あれからも何度か進言したが、結局は聞き入れてもらえなかった。
部下の話では、先発隊として二千、その後千が出た。総数で三千の兵を相手にユリエルは千の兵で戦っているはずだ。無謀というより他にない。
確かにあの方の武勇はグリフィスに負けないものがあるし、いざとなれば本陣からも出兵する。だが、安全策とは言えない。
西側もにわかに騒がしくなった。城門が開き、ルルエの兵が出てくる。予想よりも少ない事からすると、既にそれほど人は残っていないのだろう。
「攻城兵器を死守しろ!」
声を張ったクレメンスは馬の腹を蹴って前へ出る。そして、鋭い剣の一撃で出てきた兵を一人二人と馬上から転がした。
雲梯を登り、数人の兵が城壁の上まで達する。味方弓兵部隊はそれを機に照射を止めて早々に降りた。これも作戦通り。後は後方に下がって援護をする。

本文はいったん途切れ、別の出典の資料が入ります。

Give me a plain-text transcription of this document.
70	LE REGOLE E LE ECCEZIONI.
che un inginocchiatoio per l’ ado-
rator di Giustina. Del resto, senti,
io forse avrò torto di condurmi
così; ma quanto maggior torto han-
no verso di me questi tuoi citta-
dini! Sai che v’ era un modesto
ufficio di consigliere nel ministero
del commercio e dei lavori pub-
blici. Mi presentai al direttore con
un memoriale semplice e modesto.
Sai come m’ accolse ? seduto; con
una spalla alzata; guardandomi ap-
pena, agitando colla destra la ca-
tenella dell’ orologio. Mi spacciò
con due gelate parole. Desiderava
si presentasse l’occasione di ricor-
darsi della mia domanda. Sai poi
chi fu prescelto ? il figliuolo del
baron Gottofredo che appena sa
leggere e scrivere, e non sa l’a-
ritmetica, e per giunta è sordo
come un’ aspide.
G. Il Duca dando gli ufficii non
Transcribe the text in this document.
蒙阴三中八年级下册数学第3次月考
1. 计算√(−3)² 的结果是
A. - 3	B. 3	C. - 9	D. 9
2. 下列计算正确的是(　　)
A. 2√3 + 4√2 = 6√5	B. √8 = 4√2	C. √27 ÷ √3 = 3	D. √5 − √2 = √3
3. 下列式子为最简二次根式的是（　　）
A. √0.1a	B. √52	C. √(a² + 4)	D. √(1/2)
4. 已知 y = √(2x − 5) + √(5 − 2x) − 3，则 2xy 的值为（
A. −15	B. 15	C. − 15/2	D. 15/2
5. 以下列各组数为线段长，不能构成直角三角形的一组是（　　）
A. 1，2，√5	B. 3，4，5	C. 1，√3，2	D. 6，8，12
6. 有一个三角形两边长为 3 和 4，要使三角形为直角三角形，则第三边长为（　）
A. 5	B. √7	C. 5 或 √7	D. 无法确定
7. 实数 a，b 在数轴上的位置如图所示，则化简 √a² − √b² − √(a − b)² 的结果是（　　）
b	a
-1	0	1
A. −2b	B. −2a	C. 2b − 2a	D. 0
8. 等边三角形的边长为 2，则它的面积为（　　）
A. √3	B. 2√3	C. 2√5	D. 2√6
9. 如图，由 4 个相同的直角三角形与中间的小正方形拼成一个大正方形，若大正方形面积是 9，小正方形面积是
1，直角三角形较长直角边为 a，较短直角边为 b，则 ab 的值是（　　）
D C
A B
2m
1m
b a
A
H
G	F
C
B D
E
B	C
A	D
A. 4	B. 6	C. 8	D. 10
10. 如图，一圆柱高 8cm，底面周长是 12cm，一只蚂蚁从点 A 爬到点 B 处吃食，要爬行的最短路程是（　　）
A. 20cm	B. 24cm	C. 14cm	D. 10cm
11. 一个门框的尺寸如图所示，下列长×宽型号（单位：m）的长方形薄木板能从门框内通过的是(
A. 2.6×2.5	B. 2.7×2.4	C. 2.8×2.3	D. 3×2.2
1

そして攻撃を繰り返していた破城槌がとうとう城壁の一角に穴を開けたのを機に、兵は王都内部へと進んだ。
「外門を開けよ! ただし、民へは一切攻撃するな!」
少数のルルエ兵に対し、クレメンスが率いていたのは約三千。こうなればもう、多勢に無勢だった。
攻城が始まって一時間強。王都の堅牢な城壁は攻略され、東側と西側の門扉は重い音を立てて開放されたのだった。